Jim Campbell, Political Protest New York 2004 - 1, 2005 Jim Campbell, Political Protest New York 2004 - 2, 2005 Jim Campbell, Political Protest New York 2004 - 3, 2005 Jim Campbell, Political Protest New York 2004 - 3 (détail), 2005

Keying is a technique for overlaying several video sources onto the same image. Since the late seventies, this formal strategy has become commonplace in videomaking. In his project, Jim Campbell will avoid signal losses that usually affect the readability of elements juxtaposed in an electronic collage. Representing Simultaneous Images isn't the artist's first foray into overlay techniques in video. Ruins of Light (1992) and Simultaneous Perspectives (1997) shown at the 1997 ICC biennial (1) both experimented with this procedure.

Like these past works, Campbell's two new installations will contain software that manages video sources in real time. The first installation will display a series of video images captured live on the exhibition site. The layered image generated by this procedure will combine a series of disparate micro-events. Architectural elements will merge with visitors to the gallery and passersby outside. The accumulating layers of images will produce an impossible snapshot, a sort of synthesis of the elements in the environment at a given moment in time.

The second work will draw on the same procedure, juxtaposing a series of video sources in a single image. Here, however, the images will come from a database, and specific parameters will control their sequence. Each video source will be associated with a series of keyword descriptors, along with time parameters such as the hour of the day or the season of the year. Controlling the juxtaposition and sequence of images will produce poetic resonance while avoiding repetitiveness and randomness. Campbell, who once again is emphasizing the dialectic nature of his work, plans to juxtapose video images shot in natural and industrial sites (the Sierra Nevada Mountains and the city of Los Angeles). At both sites, the images will be gathered at different times of the year and under different weather conditions.
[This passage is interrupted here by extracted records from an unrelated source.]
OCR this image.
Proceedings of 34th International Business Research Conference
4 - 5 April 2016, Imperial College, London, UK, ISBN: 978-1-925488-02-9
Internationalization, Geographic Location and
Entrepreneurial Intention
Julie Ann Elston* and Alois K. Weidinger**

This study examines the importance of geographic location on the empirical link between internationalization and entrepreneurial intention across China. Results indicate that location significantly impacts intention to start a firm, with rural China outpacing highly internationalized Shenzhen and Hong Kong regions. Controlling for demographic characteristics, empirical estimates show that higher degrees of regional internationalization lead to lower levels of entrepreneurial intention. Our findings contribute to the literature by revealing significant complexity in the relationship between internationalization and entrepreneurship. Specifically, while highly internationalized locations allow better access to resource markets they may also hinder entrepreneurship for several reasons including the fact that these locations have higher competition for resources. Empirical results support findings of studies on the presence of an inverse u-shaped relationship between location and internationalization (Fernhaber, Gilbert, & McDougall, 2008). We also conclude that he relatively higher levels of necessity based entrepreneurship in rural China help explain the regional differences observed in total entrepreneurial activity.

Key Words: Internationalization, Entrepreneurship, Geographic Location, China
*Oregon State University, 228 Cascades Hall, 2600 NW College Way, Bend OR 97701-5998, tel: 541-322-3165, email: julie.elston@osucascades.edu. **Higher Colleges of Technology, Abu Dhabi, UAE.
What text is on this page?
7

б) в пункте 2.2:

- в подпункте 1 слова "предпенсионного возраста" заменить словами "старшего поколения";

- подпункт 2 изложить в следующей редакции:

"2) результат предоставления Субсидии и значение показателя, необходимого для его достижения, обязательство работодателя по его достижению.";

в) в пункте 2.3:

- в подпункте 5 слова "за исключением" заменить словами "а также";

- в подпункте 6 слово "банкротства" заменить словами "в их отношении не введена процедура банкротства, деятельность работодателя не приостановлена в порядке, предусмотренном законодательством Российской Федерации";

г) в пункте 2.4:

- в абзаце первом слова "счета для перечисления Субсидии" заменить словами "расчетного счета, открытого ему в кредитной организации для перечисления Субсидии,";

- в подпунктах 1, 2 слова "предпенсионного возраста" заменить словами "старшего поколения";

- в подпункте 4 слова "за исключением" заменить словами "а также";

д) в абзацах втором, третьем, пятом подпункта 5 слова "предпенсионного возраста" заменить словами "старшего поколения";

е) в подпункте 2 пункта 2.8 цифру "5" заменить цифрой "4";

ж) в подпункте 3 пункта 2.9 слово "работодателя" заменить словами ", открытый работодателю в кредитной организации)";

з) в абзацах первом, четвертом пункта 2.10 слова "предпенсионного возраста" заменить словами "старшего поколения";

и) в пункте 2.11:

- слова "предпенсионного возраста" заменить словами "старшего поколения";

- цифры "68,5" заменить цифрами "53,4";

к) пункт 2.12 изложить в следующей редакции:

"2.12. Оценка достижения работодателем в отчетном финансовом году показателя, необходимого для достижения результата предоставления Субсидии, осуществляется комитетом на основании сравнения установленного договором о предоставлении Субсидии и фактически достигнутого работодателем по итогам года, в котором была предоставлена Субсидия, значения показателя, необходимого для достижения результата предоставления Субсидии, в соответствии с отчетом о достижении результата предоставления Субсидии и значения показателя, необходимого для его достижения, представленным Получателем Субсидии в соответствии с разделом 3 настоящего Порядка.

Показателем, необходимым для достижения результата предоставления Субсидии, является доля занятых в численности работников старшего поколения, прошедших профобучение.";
While refining the HD equipment needed to display these works, Campbell created fixed images that were initially intended as studies for the videographic installations. At this stage of his research he was seeking the accurate dimensions of the image, complex due to its multi-layering, which are crucial to the act of perception, and his studies allowed him to determine the correct proportions. In fact, the superimposition used as a composition method tended to render the image abstract to the point that it was necessary to get closer to see and interpret the myriad details and fragments comprising it before finally reaching an “understanding” of its totality and making sense of it. In other words, according to the artist, this strategy allowed him to refrain from assigning a predetermined meaning to the image, permitting spectators instead to imagine their own narration. And while these studies seem to indicate a new direction in the artist’s practice, they are actually in keeping with his preoccupation with the perception threshold and its effects on memory and the imagination.

At once, the pictorial reference – supported by the use of light boxes as presentation mode – is strong and leans particularly towards futurism. We know that in creating their paintings, futurists favoured superimposition to the collages preferred by cubists. In the same way, objects in Campbell’s newer works are neither isolated nor juxtaposed, but rather fuse into one another in multiple layers. In both futuristic paintings and the new works by Campbell, one discovers conflict and dissonance among the colours, “lines of force,” an intersection of planes and concurrent points of view. Another link to futurism can be found in the title of the works themselves: Political Protest New York 2004 (2005) (all of the photos used in the composition of the works were taken during a protest in New York). The reference to politics is literal – much like Interventionist Demonstration (1914) by Carlo Carrà – and indicates a concern for the social issues of the era, without, of course, espousing the ideology championed by futurists. Finally, what allows such a comparison is a common desire to grab the attention of spectators and thrust them into a dynamic experience defined by flux and instability, which addresses both perception and memory.